In March 2021, the UK’s Digital Secretary, Oliver Dowden, announced the UK’s forthcoming National Artificial Intelligence (AI) Strategy. The Strategy, which is due to be published later this year, will seek to establish the UK as a global centre for the development, commercialisation and adoption of responsible AI. As part of the UK focus on it’s 10 tech priorities, the new AI Strategy will focus on: Growth of the economy through widespread use of AI technologies; Ethical, safe and trustworthy development of responsible AI; Resilience in the face of change through an emphasis on skills, talent and research & development (R&D).
Read below for an interview with AI Sustainability Center senior advisor, Jason Smith, for more information about the future of AI regulation in the UK.
What contributed to the development of the UK AI Strategy? What’s the background?
The UK’s AI Strategy stems from work originally done in the House of Lords. In April 2018, the House of Lords published its first report on AI in the UK, entitled ‘Ready, Willing & Able’. In December 2020, it published a follow-up report, which called on the Government to create a comprehensive AI Strategy. One of the recommendations was that the Centre for Data Ethics and Innovation (CDEI) create and publish national standards for the ethical development and deployment of AI. It will be interesting to see what role, if any, CDEI play in the new AI Strategy.
The announcement and development of the AI Strategy also takes up a recommendation by the UK AI Council (an expert committee advising the UK government on the AI ecosystem) set out in its AI Roadmap dated January 2021, which called for the development of such a strategy.

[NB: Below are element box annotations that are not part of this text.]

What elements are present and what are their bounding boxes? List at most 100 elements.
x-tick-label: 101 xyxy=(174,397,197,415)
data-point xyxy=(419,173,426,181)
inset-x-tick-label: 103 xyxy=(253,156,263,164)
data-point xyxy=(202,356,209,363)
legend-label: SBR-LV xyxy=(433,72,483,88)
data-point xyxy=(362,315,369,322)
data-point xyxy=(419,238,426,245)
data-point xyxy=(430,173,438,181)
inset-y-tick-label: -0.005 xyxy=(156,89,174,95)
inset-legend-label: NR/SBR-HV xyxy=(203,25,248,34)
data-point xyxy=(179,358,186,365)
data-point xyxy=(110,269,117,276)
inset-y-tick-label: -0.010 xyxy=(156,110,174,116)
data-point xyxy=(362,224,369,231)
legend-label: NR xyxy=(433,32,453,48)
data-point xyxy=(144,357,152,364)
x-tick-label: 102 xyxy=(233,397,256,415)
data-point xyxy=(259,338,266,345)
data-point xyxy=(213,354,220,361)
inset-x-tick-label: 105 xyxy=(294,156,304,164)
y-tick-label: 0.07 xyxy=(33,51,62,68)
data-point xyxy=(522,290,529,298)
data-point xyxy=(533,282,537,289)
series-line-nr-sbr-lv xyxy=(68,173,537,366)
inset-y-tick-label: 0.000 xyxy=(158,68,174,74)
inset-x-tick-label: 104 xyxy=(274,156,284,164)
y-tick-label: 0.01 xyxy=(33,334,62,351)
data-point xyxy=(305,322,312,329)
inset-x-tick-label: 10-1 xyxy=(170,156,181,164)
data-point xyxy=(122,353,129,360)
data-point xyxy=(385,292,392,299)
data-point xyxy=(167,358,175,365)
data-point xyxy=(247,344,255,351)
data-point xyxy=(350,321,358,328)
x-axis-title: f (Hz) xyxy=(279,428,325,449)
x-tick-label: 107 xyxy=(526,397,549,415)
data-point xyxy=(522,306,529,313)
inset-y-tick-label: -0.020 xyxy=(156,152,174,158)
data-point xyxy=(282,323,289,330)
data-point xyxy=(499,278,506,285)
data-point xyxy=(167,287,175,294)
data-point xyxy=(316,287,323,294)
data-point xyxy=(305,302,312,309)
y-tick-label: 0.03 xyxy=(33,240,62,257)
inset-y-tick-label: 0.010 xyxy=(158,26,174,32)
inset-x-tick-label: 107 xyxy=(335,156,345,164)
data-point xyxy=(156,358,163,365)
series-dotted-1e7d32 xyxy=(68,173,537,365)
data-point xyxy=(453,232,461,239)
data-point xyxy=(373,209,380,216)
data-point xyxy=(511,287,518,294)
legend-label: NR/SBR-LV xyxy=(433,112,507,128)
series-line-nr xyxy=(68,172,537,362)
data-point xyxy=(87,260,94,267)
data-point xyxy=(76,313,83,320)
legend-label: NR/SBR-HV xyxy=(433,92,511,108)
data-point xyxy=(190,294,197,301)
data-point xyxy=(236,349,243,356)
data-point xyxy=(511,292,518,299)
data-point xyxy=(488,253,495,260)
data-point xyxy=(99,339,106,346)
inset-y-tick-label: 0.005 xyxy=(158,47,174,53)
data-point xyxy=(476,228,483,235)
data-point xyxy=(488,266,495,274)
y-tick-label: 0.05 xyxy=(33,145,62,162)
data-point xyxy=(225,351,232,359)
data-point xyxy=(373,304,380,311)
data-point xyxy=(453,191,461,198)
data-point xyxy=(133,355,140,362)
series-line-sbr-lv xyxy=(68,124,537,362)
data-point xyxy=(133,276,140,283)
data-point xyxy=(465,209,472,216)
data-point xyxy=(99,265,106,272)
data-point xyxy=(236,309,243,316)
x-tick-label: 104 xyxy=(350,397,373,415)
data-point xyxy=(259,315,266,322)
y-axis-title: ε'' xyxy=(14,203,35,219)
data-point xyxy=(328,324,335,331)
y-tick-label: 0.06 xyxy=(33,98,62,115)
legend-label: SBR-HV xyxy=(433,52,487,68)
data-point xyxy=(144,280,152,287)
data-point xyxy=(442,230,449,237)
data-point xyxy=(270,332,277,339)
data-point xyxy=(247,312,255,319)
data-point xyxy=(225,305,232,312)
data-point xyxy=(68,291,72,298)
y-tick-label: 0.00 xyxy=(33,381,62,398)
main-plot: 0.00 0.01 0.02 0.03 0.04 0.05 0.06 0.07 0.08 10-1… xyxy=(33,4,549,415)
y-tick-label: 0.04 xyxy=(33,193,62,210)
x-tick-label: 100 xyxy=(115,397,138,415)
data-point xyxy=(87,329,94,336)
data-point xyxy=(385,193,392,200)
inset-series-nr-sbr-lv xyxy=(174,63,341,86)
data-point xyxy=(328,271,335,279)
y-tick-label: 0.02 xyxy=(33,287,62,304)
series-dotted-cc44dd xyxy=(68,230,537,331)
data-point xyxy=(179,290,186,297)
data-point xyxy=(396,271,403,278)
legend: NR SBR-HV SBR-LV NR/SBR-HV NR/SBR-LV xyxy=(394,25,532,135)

The aims of the AI Roadmap are twofold. First, the AI Roadmap states that it is necessary to “double-down” on recent investments that the UK has made in AI, in a call for continued funding of the area. The second principle underpinning the AI Roadmap advocates that support for AI should reflect the rapidity with which the science and technology in AI are developing, in order to be adaptable to disruption. The approach is one that seeks to ensure that the UK is at the forefront of integrating approaches to ethics, security and social impacts in the development of AI in coming decades. This is seen as a necessary step to foster “full confidence in AI across society.”
What is most likely to be the UK approach?
It’s fair to say that it is now generally accepted that AI needs to be regulated because it can make decisions which affect human lives and there needs to be confidence that those decisions are made safely, ethically and free from bias and discrimination. The debate now seems to focus on what the regulation of AI should look like and how it should work. Should it be restrictive even to the extent of prohibiting certain uses of AI from the outset with the aim of protecting consumers? Or should it be light touch to enable innovation but give consumers as much information as possible so they can understand how the AI works, and the data it is using and then potentially object to a decision made by the AI?
The EU has clearly gone for the first option in its draft AI regulations. It defines what ‘high-risk’ AI is and sets out a system for the registration of stand-alone high-risk AI applications in a public EU-wide database. AI providers must offer ‘meaningful information’ about systems and prepare conformity assessments.
It isn’t yet apparent which approach the UK will follow. The protection of consumers and the desire to prevent or correct any bias in an AI system will undoubtedly be important objectives for any government or regulator seeking to limit the potential harms of an AI system. The UK may well follow the approach suggested in the House of Lords December 2020 report which suggested different regulators would each address issues specific to their sector in coordination with each other, rather than adopt the EU’s cross-cutting approach.
Interestingly the US seems to be taking a different approach again. In the FTC’s April 2021 blog it calls on those building AI systems to build in ‘truth, fairness and equity’ from the start – almost an ‘ethical by design’ approach without prohibiting particular systems.
What does all this mean?
Whichever approach is taken they are all likely to have one thing in common – a requirement for an AI systems provider to be transparent about how the AI works and makes decisions and on what basis.
Organisations can prepare by adopting the following measures:
- ensuring Boards and senior management are fully briefed on the use of AI and the data it is using;
- thinking through how they explain publicly about the AI used in the business/products/services; and
- ensuring their risk profile, systems and governance address the risks that AI brings and what they do if it falls within the EU’s ‘high-risk’ categorisation.
The conclusion from all of this work is that although regulatory frameworks are yet to be finalised (in the EU) or even formally defined (outside the EU) there can be no doubt that the regulation of the use and design of AI is heading our way.